Bakat dan pengalaman Liu Huanzhang terkenal di Tiongkok. Pamerannya “In the World” menawarkan kesempatan besar bagi banyak orang untuk lebih memahami perkembangan seni kontemporer Tiongkok.

 

Patung karya Liu Huanzhang dipamerkan di pameran “Di Dunia.” /CGTN

“Bagi para pematung atau seniman generasi Liu Huanzhang, perkembangan seninya sangat erat kaitannya dengan perubahan zaman,” kata Liu Ding, sang kurator.

Menyukai seni pahat sejak kecil, Liu Huanzhang mendapat keberuntungan di awal karirnya. Pada tahun 1950-an dan 60-an, sejumlah departemen atau jurusan seni pahat didirikan di akademi seni di seluruh negeri. Liu diundang untuk mendaftar dan dia mendapatkan posisinya.

“Karena pelatihan di Akademi Seni Rupa Pusat, dia mempelajari cara kerja para pematung yang mempelajari modernisme di Eropa pada tahun 1920-an dan 1930-an,” kata Liu Ding. “Pada saat yang sama, ia juga menyaksikan bagaimana teman-teman sekelasnya belajar dan berkreasi. Pengalaman ini penting baginya.”

Pada tahun 1959, dalam rangka peringatan 10 tahun berdirinya Republik Rakyat Tiongkok, ibu kota negara, Beijing, menyaksikan pembangunan sejumlah bangunan penting, termasuk Balai Besar Rakyat.

Yang lainnya adalah Stadion Pekerja Beijing, dan masih menampilkan salah satu karya Liu yang paling terkenal.

 

“Pemain Sepak Bola”. /CGTN

“Ini adalah dua pemain sepak bola,” jelas Liu Huanzhang. “Yang satu melakukan tekel, yang satu lagi berlari membawa bola. Saya telah ditanya berkali-kali tentang modelnya, karena belum ada pemain Tiongkok yang memiliki kemampuan tekel tingkat lanjut pada saat itu. Saya memberi tahu mereka bahwa saya melihatnya dalam gambar Hongaria.”

Seiring meningkatnya reputasinya, Liu Huanzhang mulai memikirkan bagaimana ia dapat mengembangkan bakatnya.

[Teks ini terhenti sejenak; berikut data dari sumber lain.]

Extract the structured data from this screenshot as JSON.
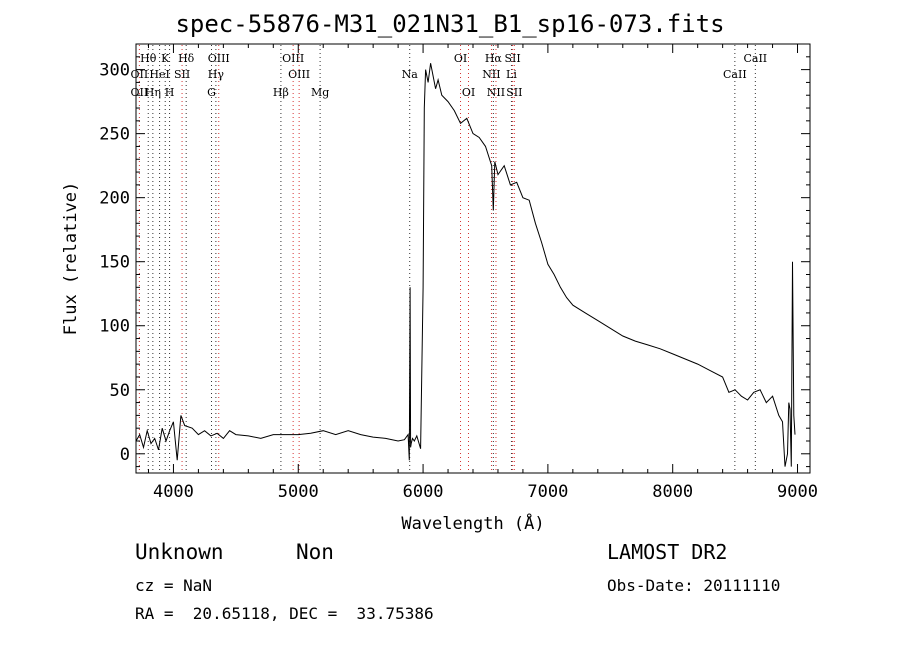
{
  "title": "spec-55876-M31_021N31_B1_sp16-073.fits",
  "info": {
    "class": "Unknown",
    "subclass": "Non",
    "survey": "LAMOST DR2",
    "cz": "cz = NaN",
    "obs_date": "Obs-Date: 20111110",
    "radec": "RA =  20.65118, DEC =  33.75386"
  },
  "colors": {
    "line": "#000000",
    "emission_marker": "#cc0000",
    "absorption_marker": "#000000"
  },
  "chart_data": {
    "type": "line",
    "title": "spec-55876-M31_021N31_B1_sp16-073.fits",
    "xlabel": "Wavelength (Å)",
    "ylabel": "Flux (relative)",
    "xlim": [
      3700,
      9100
    ],
    "ylim": [
      -15,
      320
    ],
    "x_ticks": [
      4000,
      5000,
      6000,
      7000,
      8000,
      9000
    ],
    "y_ticks": [
      0,
      50,
      100,
      150,
      200,
      250,
      300
    ],
    "grid": false,
    "series": [
      {
        "x": [
          3700,
          3730,
          3760,
          3790,
          3820,
          3850,
          3880,
          3910,
          3940,
          3970,
          4000,
          4030,
          4060,
          4090,
          4150,
          4200,
          4250,
          4300,
          4350,
          4400,
          4450,
          4500,
          4600,
          4700,
          4800,
          4900,
          5000,
          5100,
          5200,
          5300,
          5400,
          5500,
          5600,
          5700,
          5800,
          5850,
          5880,
          5890,
          5896,
          5900,
          5905,
          5915,
          5930,
          5950,
          5980,
          6000,
          6010,
          6020,
          6040,
          6060,
          6080,
          6100,
          6120,
          6150,
          6200,
          6250,
          6300,
          6350,
          6400,
          6450,
          6500,
          6550,
          6563,
          6575,
          6600,
          6650,
          6700,
          6750,
          6800,
          6850,
          6900,
          6950,
          7000,
          7050,
          7100,
          7150,
          7200,
          7300,
          7400,
          7500,
          7600,
          7700,
          7800,
          7900,
          8000,
          8100,
          8200,
          8300,
          8400,
          8450,
          8500,
          8550,
          8600,
          8650,
          8700,
          8750,
          8800,
          8850,
          8880,
          8900,
          8920,
          8930,
          8940,
          8950,
          8960,
          8970,
          8980
        ],
        "y": [
          10,
          15,
          5,
          18,
          8,
          12,
          3,
          20,
          10,
          18,
          25,
          -5,
          30,
          22,
          20,
          15,
          18,
          14,
          16,
          12,
          18,
          15,
          14,
          12,
          15,
          15,
          15,
          16,
          18,
          15,
          18,
          15,
          13,
          12,
          10,
          11,
          15,
          -5,
          130,
          5,
          8,
          12,
          10,
          14,
          4,
          130,
          270,
          300,
          290,
          305,
          295,
          285,
          292,
          280,
          275,
          268,
          258,
          262,
          250,
          247,
          240,
          225,
          190,
          228,
          218,
          225,
          210,
          212,
          200,
          198,
          180,
          165,
          148,
          140,
          130,
          122,
          116,
          110,
          104,
          98,
          92,
          88,
          85,
          82,
          78,
          74,
          70,
          65,
          60,
          48,
          50,
          45,
          42,
          48,
          50,
          40,
          45,
          30,
          25,
          -10,
          0,
          40,
          35,
          -10,
          150,
          30,
          15
        ]
      }
    ],
    "line_markers": [
      {
        "label": "Hθ",
        "wave": 3798,
        "row": 0,
        "kind": "absorption"
      },
      {
        "label": "OII",
        "wave": 3727,
        "row": 1,
        "kind": "emission"
      },
      {
        "label": "OII",
        "wave": 3727,
        "row": 2,
        "kind": "emission"
      },
      {
        "label": "HeI",
        "wave": 3889,
        "row": 1,
        "kind": "absorption"
      },
      {
        "label": "Hη",
        "wave": 3835,
        "row": 2,
        "kind": "absorption"
      },
      {
        "label": "K",
        "wave": 3934,
        "row": 0,
        "kind": "absorption"
      },
      {
        "label": "H",
        "wave": 3969,
        "row": 2,
        "kind": "absorption"
      },
      {
        "label": "SII",
        "wave": 4069,
        "row": 1,
        "kind": "emission"
      },
      {
        "label": "Hδ",
        "wave": 4102,
        "row": 0,
        "kind": "absorption"
      },
      {
        "label": "OIII",
        "wave": 4363,
        "row": 0,
        "kind": "emission"
      },
      {
        "label": "Hγ",
        "wave": 4340,
        "row": 1,
        "kind": "absorption"
      },
      {
        "label": "G",
        "wave": 4305,
        "row": 2,
        "kind": "absorption"
      },
      {
        "label": "OIII",
        "wave": 4959,
        "row": 0,
        "kind": "emission"
      },
      {
        "label": "OIII",
        "wave": 5007,
        "row": 1,
        "kind": "emission"
      },
      {
        "label": "Hβ",
        "wave": 4861,
        "row": 2,
        "kind": "absorption"
      },
      {
        "label": "Mg",
        "wave": 5175,
        "row": 2,
        "kind": "absorption"
      },
      {
        "label": "Na",
        "wave": 5893,
        "row": 1,
        "kind": "absorption"
      },
      {
        "label": "OI",
        "wave": 6300,
        "row": 0,
        "kind": "emission"
      },
      {
        "label": "OI",
        "wave": 6364,
        "row": 2,
        "kind": "emission"
      },
      {
        "label": "Hα",
        "wave": 6563,
        "row": 0,
        "kind": "absorption"
      },
      {
        "label": "SII",
        "wave": 6717,
        "row": 0,
        "kind": "emission"
      },
      {
        "label": "NII",
        "wave": 6548,
        "row": 1,
        "kind": "emission"
      },
      {
        "label": "Li",
        "wave": 6708,
        "row": 1,
        "kind": "absorption"
      },
      {
        "label": "NII",
        "wave": 6584,
        "row": 2,
        "kind": "emission"
      },
      {
        "label": "SII",
        "wave": 6731,
        "row": 2,
        "kind": "emission"
      },
      {
        "label": "CaII",
        "wave": 8662,
        "row": 0,
        "kind": "absorption"
      },
      {
        "label": "CaII",
        "wave": 8498,
        "row": 1,
        "kind": "absorption"
      }
    ]
  }
}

Pada awal tahun 1960-an, dia memutuskan untuk memulai perjalanannya, untuk mencari tahu lebih banyak tentang bagaimana orang-orang zaman dahulu mempraktikkan seni pahat. Liu mempelajari patung Buddha yang diukir di bebatuan ratusan bahkan ribuan tahun lalu. Dia menemukan bahwa wajah para bodhisattva ini sangat berbeda – mereka tampak pendiam dan pendiam, dengan mata setengah terbuka.

Segera setelah itu, Liu menciptakan salah satu mahakaryanya yang berjudul “Nona Muda”.

 

“Nona Muda” dan patung kuno Bodhisattva (kanan). /CGTN

“Karya ini diukir dengan keterampilan tradisional Tiongkok setelah saya kembali dari tur belajar di Gua Dunhuang Mogao,” kata Liu Huanzhang. “Dia seorang wanita muda, terlihat pendiam dan murni. Saya menciptakan gambar seperti seniman kuno membuat patung Buddha. Di dalam patung-patung itu, mata para Bodhisattva setengah terbuka.”

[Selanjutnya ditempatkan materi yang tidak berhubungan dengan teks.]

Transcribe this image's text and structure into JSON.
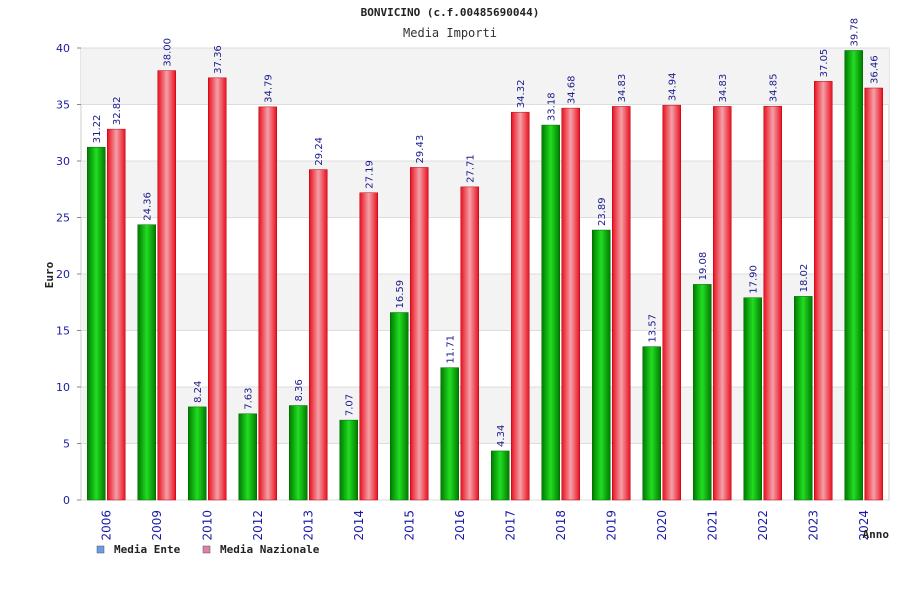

Tahun 1980-an adalah dekade penting bagi seniman Tiongkok. Melalui reformasi dan kebijakan keterbukaan Tiongkok, mereka mulai mencari perubahan dan inovasi.

Pada tahun-tahun itulah Liu Huanzhang pindah ke tingkat yang lebih tinggi. Sebagian besar karyanya berukuran relatif kecil, terutama karena ia lebih suka bekerja sendiri, namun juga karena ia hanya mempunyai sepeda untuk memindahkan material.

 

“Beruang Duduk”. /CGTN

Hari demi hari, satu demi satu. Sejak Liu berusia 60 tahun, karya-karya barunya tampaknya lebih mendekati kenyataan, seolah-olah mereka belajar dari dunia di sekitarnya.

 

Koleksi Liu di bengkelnya. /CGTN

Karya-karya ini mencatat pengamatan Liu Huanzhang terhadap dunia. Dan, bagi banyak orang, mereka membentuk album selama tujuh dekade terakhir.